Für Japaner die ultimative Entspannung. Natürliche Heilquellen, auf japanisch „onsen“, gibt es in Japan fast überall, vorwiegend jedoch in Gebirgsregionen. Das Wasser wird dann direkt aus dem Berg in die Becken gepumpt, die sich zumeist in speziellen Anlagen (z.B. in Hotels) befinden – entweder überdacht oder im Freien gelegen. Zimmer der gehobenen Kategorie besitzen meist einen eigenen, privaten Onssen-Anschluss.

Für uns als Europäer ist die Tatsache befremdend, dass man „nackt“ in das Bad steigt. Für Japaner ist das gänzlich normal, nur den unbedarften, coolen Ausländer packt plötzlich die Scham und verweigert den Zugang. Schliesslich will man sich nicht unbedingt in einen grossen Bottich mit anderen unbekannten Männern setzen – noch dazu als einzigster Ausländer, nackt den prüfenden Blicken der anderen Besucher ausgesetzt zu sein. Auch gibt es nur (mit sehr wenigen Ausnahmen) geschlechtlich getrennte Becken, also gar nicht erst auf dumme Gedanken kommen ;-).

Wer dies alles aber verschmerzen kann, wird nicht enttäuscht: das Wasser ist wunderbar angenehm, besitzt in der Tat Heilwirkung und bietet Entspannung pur. Je nach Anlage gibt es mehrere „Becken“ mit verschiedensten Wassersorten, die jeweils eine andere Heilwirkung besitzen. Man kann ruhig alle Becken ausprobieren, tut in der Tat SEHR gut.

Für alle „First Timers“, hier ein paar Tipps:

* Das Wasser ist sehr heiss, also vorsichtig einsteigen, nicht reinspringen oder auf die Idee kommen, Seife, Alkohol oder gar Essen mit ins Becken zu nehmen (hört sich lustig an, soll aber alles schon passiert sein).
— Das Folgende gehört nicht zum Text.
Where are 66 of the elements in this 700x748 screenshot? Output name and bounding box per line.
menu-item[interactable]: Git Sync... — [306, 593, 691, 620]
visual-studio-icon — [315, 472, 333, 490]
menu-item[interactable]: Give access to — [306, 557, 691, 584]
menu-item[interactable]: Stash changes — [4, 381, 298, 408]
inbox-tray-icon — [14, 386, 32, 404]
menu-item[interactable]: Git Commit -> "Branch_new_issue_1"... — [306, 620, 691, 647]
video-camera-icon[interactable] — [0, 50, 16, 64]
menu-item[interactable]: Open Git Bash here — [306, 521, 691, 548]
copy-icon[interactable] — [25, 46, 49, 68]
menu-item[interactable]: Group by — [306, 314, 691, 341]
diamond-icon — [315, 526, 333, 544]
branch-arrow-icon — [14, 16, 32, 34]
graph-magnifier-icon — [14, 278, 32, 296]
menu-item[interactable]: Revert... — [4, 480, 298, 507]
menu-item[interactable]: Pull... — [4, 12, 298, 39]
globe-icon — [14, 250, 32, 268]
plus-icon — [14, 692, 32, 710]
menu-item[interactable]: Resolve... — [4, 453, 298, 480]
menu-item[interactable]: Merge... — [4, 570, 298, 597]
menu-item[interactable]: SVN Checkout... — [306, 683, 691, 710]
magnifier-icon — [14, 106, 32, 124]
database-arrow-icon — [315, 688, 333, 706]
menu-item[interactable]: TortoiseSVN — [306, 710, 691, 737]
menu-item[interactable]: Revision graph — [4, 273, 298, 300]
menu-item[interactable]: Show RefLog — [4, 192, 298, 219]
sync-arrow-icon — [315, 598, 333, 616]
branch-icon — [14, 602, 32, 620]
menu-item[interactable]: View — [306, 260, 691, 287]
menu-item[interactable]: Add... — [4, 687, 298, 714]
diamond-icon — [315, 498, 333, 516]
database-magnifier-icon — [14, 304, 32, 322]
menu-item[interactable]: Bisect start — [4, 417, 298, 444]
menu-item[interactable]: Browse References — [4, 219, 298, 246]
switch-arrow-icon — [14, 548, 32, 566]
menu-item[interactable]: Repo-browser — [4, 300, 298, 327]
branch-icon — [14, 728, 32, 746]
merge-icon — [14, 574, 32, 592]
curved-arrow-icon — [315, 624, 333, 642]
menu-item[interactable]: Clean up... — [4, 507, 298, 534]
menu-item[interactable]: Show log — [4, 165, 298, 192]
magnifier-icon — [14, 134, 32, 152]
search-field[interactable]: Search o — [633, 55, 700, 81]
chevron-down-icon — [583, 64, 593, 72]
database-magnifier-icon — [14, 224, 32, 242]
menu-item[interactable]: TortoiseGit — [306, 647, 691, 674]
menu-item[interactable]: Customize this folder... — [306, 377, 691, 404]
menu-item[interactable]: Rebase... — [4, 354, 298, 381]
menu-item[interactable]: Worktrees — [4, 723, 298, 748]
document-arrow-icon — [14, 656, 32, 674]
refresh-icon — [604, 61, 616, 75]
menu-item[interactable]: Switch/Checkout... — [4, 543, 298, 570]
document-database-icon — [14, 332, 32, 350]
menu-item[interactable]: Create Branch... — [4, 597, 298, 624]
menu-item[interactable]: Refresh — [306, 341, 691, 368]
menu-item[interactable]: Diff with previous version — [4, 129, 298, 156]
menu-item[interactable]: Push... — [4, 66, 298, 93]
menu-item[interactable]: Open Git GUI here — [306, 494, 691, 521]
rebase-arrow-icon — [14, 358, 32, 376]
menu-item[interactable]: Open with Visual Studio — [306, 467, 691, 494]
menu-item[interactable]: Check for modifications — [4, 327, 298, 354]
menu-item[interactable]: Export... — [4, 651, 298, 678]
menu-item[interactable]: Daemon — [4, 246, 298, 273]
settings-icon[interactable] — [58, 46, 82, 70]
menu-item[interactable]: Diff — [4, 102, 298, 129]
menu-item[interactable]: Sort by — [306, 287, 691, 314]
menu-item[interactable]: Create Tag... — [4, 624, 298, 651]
* Davor, bzw. danach kann man entweder in die Sauna (falls angeboten) und sich natürlich duschen, Haare fönen, usw. -> Seperate Duschen , Waschbecken, etc. sollten in der Anlage befindlich sein.

Die Bilder habe ich in Arima gemacht, ein kleiner aber schöner Kurort in den Bergen Westjapans. Es gibt in Japan mehr oder weniger berühmte Orte für Onssen. Der Ort selbst hat sich ganz auf den Onsen-Tourismus eingestellt. Es gibt in dutzenden Geschäften allerlei Souvenir, aber auch regionale Köstlichkeiten zu erwerben.